Répartie de Rimbaud dans ma pièce.

mardi 7 septembre 2010

Aphorisme (suite)

"La petitesse de l'œuvre minimise évidemment le risque de redites..."

Camille Claudel, toujours dans ma pièce... :)

Aphorisme de début de soirée

"J'ai l'orgueil de penser ne m'être jamais répété. Il va sans dire que si tel constat m'était apparu soudain, j'arrêtais illico d'écrire ! Et j'ai senti qu'il valait mieux ne pas m'y confronter, anticiper. Pauvre Paul..."

Toujours dans la bouche d'Arthur Rimbaud pour ma pièce.

Le migrain




Sauriez-vous me parler de vos peurs indicibles ?
de ce qui fit hurler les rails de votre voie ?
et vous fit enferré le cœur en d'autres cibles
que celle préférée vous éteignant la voix...

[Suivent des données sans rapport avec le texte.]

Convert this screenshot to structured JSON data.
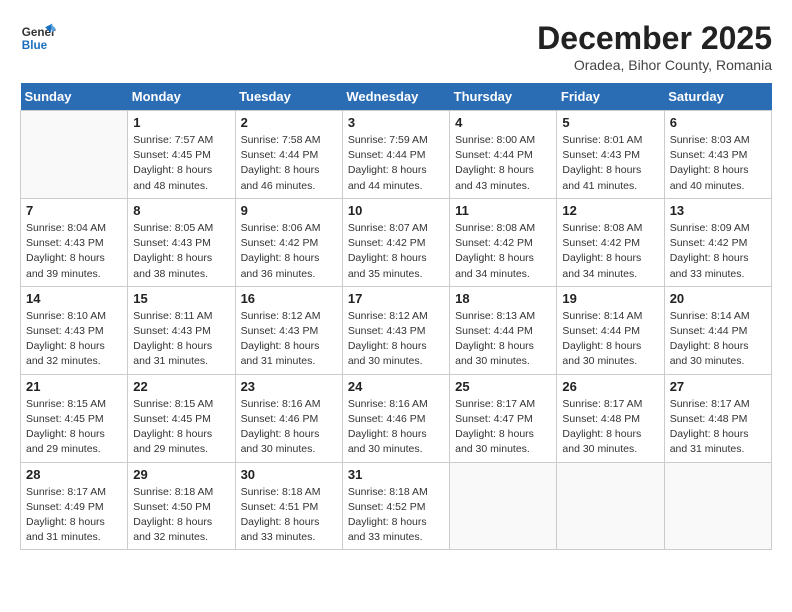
{
  "logo": {
    "line1": "General",
    "line2": "Blue"
  },
  "title": "December 2025",
  "location": "Oradea, Bihor County, Romania",
  "days_header": [
    "Sunday",
    "Monday",
    "Tuesday",
    "Wednesday",
    "Thursday",
    "Friday",
    "Saturday"
  ],
  "weeks": [
    [
      {
        "num": "",
        "sunrise": "",
        "sunset": "",
        "daylight": ""
      },
      {
        "num": "1",
        "sunrise": "Sunrise: 7:57 AM",
        "sunset": "Sunset: 4:45 PM",
        "daylight": "Daylight: 8 hours and 48 minutes."
      },
      {
        "num": "2",
        "sunrise": "Sunrise: 7:58 AM",
        "sunset": "Sunset: 4:44 PM",
        "daylight": "Daylight: 8 hours and 46 minutes."
      },
      {
        "num": "3",
        "sunrise": "Sunrise: 7:59 AM",
        "sunset": "Sunset: 4:44 PM",
        "daylight": "Daylight: 8 hours and 44 minutes."
      },
      {
        "num": "4",
        "sunrise": "Sunrise: 8:00 AM",
        "sunset": "Sunset: 4:44 PM",
        "daylight": "Daylight: 8 hours and 43 minutes."
      },
      {
        "num": "5",
        "sunrise": "Sunrise: 8:01 AM",
        "sunset": "Sunset: 4:43 PM",
        "daylight": "Daylight: 8 hours and 41 minutes."
      },
      {
        "num": "6",
        "sunrise": "Sunrise: 8:03 AM",
        "sunset": "Sunset: 4:43 PM",
        "daylight": "Daylight: 8 hours and 40 minutes."
      }
    ],
    [
      {
        "num": "7",
        "sunrise": "Sunrise: 8:04 AM",
        "sunset": "Sunset: 4:43 PM",
        "daylight": "Daylight: 8 hours and 39 minutes."
      },
      {
        "num": "8",
        "sunrise": "Sunrise: 8:05 AM",
        "sunset": "Sunset: 4:43 PM",
        "daylight": "Daylight: 8 hours and 38 minutes."
      },
      {
        "num": "9",
        "sunrise": "Sunrise: 8:06 AM",
        "sunset": "Sunset: 4:42 PM",
        "daylight": "Daylight: 8 hours and 36 minutes."
      },
      {
        "num": "10",
        "sunrise": "Sunrise: 8:07 AM",
        "sunset": "Sunset: 4:42 PM",
        "daylight": "Daylight: 8 hours and 35 minutes."
      },
      {
        "num": "11",
        "sunrise": "Sunrise: 8:08 AM",
        "sunset": "Sunset: 4:42 PM",
        "daylight": "Daylight: 8 hours and 34 minutes."
      },
      {
        "num": "12",
        "sunrise": "Sunrise: 8:08 AM",
        "sunset": "Sunset: 4:42 PM",
        "daylight": "Daylight: 8 hours and 34 minutes."
      },
      {
        "num": "13",
        "sunrise": "Sunrise: 8:09 AM",
        "sunset": "Sunset: 4:42 PM",
        "daylight": "Daylight: 8 hours and 33 minutes."
      }
    ],
    [
      {
        "num": "14",
        "sunrise": "Sunrise: 8:10 AM",
        "sunset": "Sunset: 4:43 PM",
        "daylight": "Daylight: 8 hours and 32 minutes."
      },
      {
        "num": "15",
        "sunrise": "Sunrise: 8:11 AM",
        "sunset": "Sunset: 4:43 PM",
        "daylight": "Daylight: 8 hours and 31 minutes."
      },
      {
        "num": "16",
        "sunrise": "Sunrise: 8:12 AM",
        "sunset": "Sunset: 4:43 PM",
        "daylight": "Daylight: 8 hours and 31 minutes."
      },
      {
        "num": "17",
        "sunrise": "Sunrise: 8:12 AM",
        "sunset": "Sunset: 4:43 PM",
        "daylight": "Daylight: 8 hours and 30 minutes."
      },
      {
        "num": "18",
        "sunrise": "Sunrise: 8:13 AM",
        "sunset": "Sunset: 4:44 PM",
        "daylight": "Daylight: 8 hours and 30 minutes."
      },
      {
        "num": "19",
        "sunrise": "Sunrise: 8:14 AM",
        "sunset": "Sunset: 4:44 PM",
        "daylight": "Daylight: 8 hours and 30 minutes."
      },
      {
        "num": "20",
        "sunrise": "Sunrise: 8:14 AM",
        "sunset": "Sunset: 4:44 PM",
        "daylight": "Daylight: 8 hours and 30 minutes."
      }
    ],
    [
      {
        "num": "21",
        "sunrise": "Sunrise: 8:15 AM",
        "sunset": "Sunset: 4:45 PM",
        "daylight": "Daylight: 8 hours and 29 minutes."
      },
      {
        "num": "22",
        "sunrise": "Sunrise: 8:15 AM",
        "sunset": "Sunset: 4:45 PM",
        "daylight": "Daylight: 8 hours and 29 minutes."
      },
      {
        "num": "23",
        "sunrise": "Sunrise: 8:16 AM",
        "sunset": "Sunset: 4:46 PM",
        "daylight": "Daylight: 8 hours and 30 minutes."
      },
      {
        "num": "24",
        "sunrise": "Sunrise: 8:16 AM",
        "sunset": "Sunset: 4:46 PM",
        "daylight": "Daylight: 8 hours and 30 minutes."
      },
      {
        "num": "25",
        "sunrise": "Sunrise: 8:17 AM",
        "sunset": "Sunset: 4:47 PM",
        "daylight": "Daylight: 8 hours and 30 minutes."
      },
      {
        "num": "26",
        "sunrise": "Sunrise: 8:17 AM",
        "sunset": "Sunset: 4:48 PM",
        "daylight": "Daylight: 8 hours and 30 minutes."
      },
      {
        "num": "27",
        "sunrise": "Sunrise: 8:17 AM",
        "sunset": "Sunset: 4:48 PM",
        "daylight": "Daylight: 8 hours and 31 minutes."
      }
    ],
    [
      {
        "num": "28",
        "sunrise": "Sunrise: 8:17 AM",
        "sunset": "Sunset: 4:49 PM",
        "daylight": "Daylight: 8 hours and 31 minutes."
      },
      {
        "num": "29",
        "sunrise": "Sunrise: 8:18 AM",
        "sunset": "Sunset: 4:50 PM",
        "daylight": "Daylight: 8 hours and 32 minutes."
      },
      {
        "num": "30",
        "sunrise": "Sunrise: 8:18 AM",
        "sunset": "Sunset: 4:51 PM",
        "daylight": "Daylight: 8 hours and 33 minutes."
      },
      {
        "num": "31",
        "sunrise": "Sunrise: 8:18 AM",
        "sunset": "Sunset: 4:52 PM",
        "daylight": "Daylight: 8 hours and 33 minutes."
      },
      {
        "num": "",
        "sunrise": "",
        "sunset": "",
        "daylight": ""
      },
      {
        "num": "",
        "sunrise": "",
        "sunset": "",
        "daylight": ""
      },
      {
        "num": "",
        "sunrise": "",
        "sunset": "",
        "daylight": ""
      }
    ]
  ]
}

Sauriez-vous me conter l'hésitation d'un pas ?
Le lâcher-prise écourté d'un bonheur sacrifié ?
Les circonvolutions de ces « je ne sais pas »
qui comptent l'addition des amours torréfiées...

J'empaquette les grains de beautés hésitantes ;
j'ai piqué le migrain – mal de tête des hommes –
à force de questions sur vos chairs palpitantes...

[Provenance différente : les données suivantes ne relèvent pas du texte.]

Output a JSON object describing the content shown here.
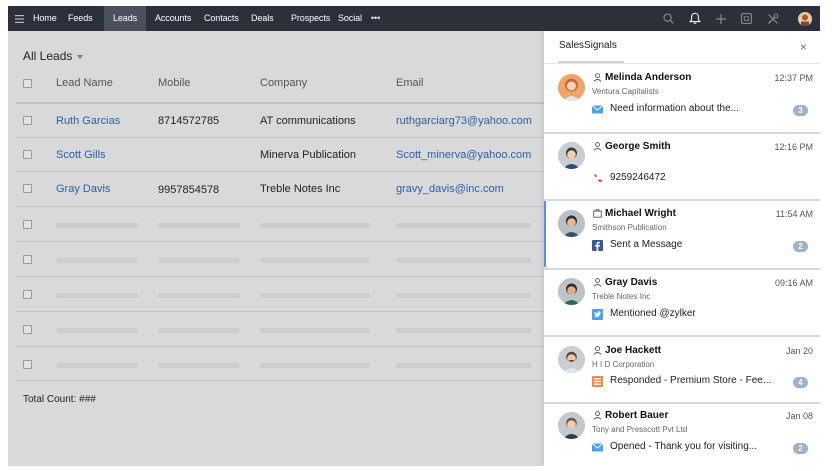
{
  "nav": {
    "items": [
      {
        "label": "Home"
      },
      {
        "label": "Feeds"
      },
      {
        "label": "Leads",
        "active": true
      },
      {
        "label": "Accounts"
      },
      {
        "label": "Contacts"
      },
      {
        "label": "Deals"
      },
      {
        "label": "Prospects"
      },
      {
        "label": "Social"
      }
    ],
    "more_label": "•••"
  },
  "leads": {
    "title": "All Leads",
    "columns": [
      "Lead Name",
      "Mobile",
      "Company",
      "Email"
    ],
    "rows": [
      {
        "name": "Ruth Garcias",
        "mobile": "8714572785",
        "company": "AT communications",
        "email": "ruthgarciarg73@yahoo.com"
      },
      {
        "name": "Scott Gills",
        "mobile": "",
        "company": "Minerva Publication",
        "email": "Scott_minerva@yahoo.com"
      },
      {
        "name": "Gray Davis",
        "mobile": "9957854578",
        "company": "Treble Notes Inc",
        "email": "gravy_davis@inc.com"
      }
    ],
    "total_label": "Total Count: ###"
  },
  "sales_signals": {
    "title": "SalesSignals",
    "close_label": "×",
    "items": [
      {
        "name": "Melinda Anderson",
        "time": "12:37 PM",
        "company": "Ventura Capitalists",
        "channel": "email-icon",
        "message": "Need information about the...",
        "count": "3",
        "contact_type": "lead"
      },
      {
        "name": "George Smith",
        "time": "12:16 PM",
        "company": "",
        "channel": "phone-icon",
        "message": "9259246472",
        "count": "",
        "contact_type": "lead"
      },
      {
        "name": "Michael Wright",
        "time": "11:54 AM",
        "company": "Smithson Publication",
        "channel": "facebook-icon",
        "message": "Sent a Message",
        "count": "2",
        "contact_type": "contact"
      },
      {
        "name": "Gray Davis",
        "time": "09:16 AM",
        "company": "Treble Notes Inc",
        "channel": "twitter-icon",
        "message": "Mentioned @zylker",
        "count": "",
        "contact_type": "lead"
      },
      {
        "name": "Joe Hackett",
        "time": "Jan 20",
        "company": "H I D Corporation",
        "channel": "survey-icon",
        "message": "Responded - Premium Store - Fee...",
        "count": "4",
        "contact_type": "lead"
      },
      {
        "name": "Robert Bauer",
        "time": "Jan 08",
        "company": "Tony and Presscott Pvt Ltd",
        "channel": "email-icon",
        "message": "Opened - Thank you for visiting...",
        "count": "2",
        "contact_type": "lead"
      }
    ]
  },
  "colors": {
    "nav_bg": "#2b303b",
    "link": "#2a5fa8",
    "active_signal": "#5b8def",
    "badge": "#9eb2c8"
  }
}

Il me semble – en gestion de sentiments – qu'en somme,
vous préfériez au pire un néant bien stérile,
au risque d'un empire un gris façon terril.

Aphorisme de la nuit

Créer, c'est articuler un monstre offert aux pulsions scoptophiles de ceux qui en sont incapables.

samedi 4 septembre 2010

La légende de Novgorode





à la petite Jehanne de France, ou à Hélène, peu importe : c'est pareil.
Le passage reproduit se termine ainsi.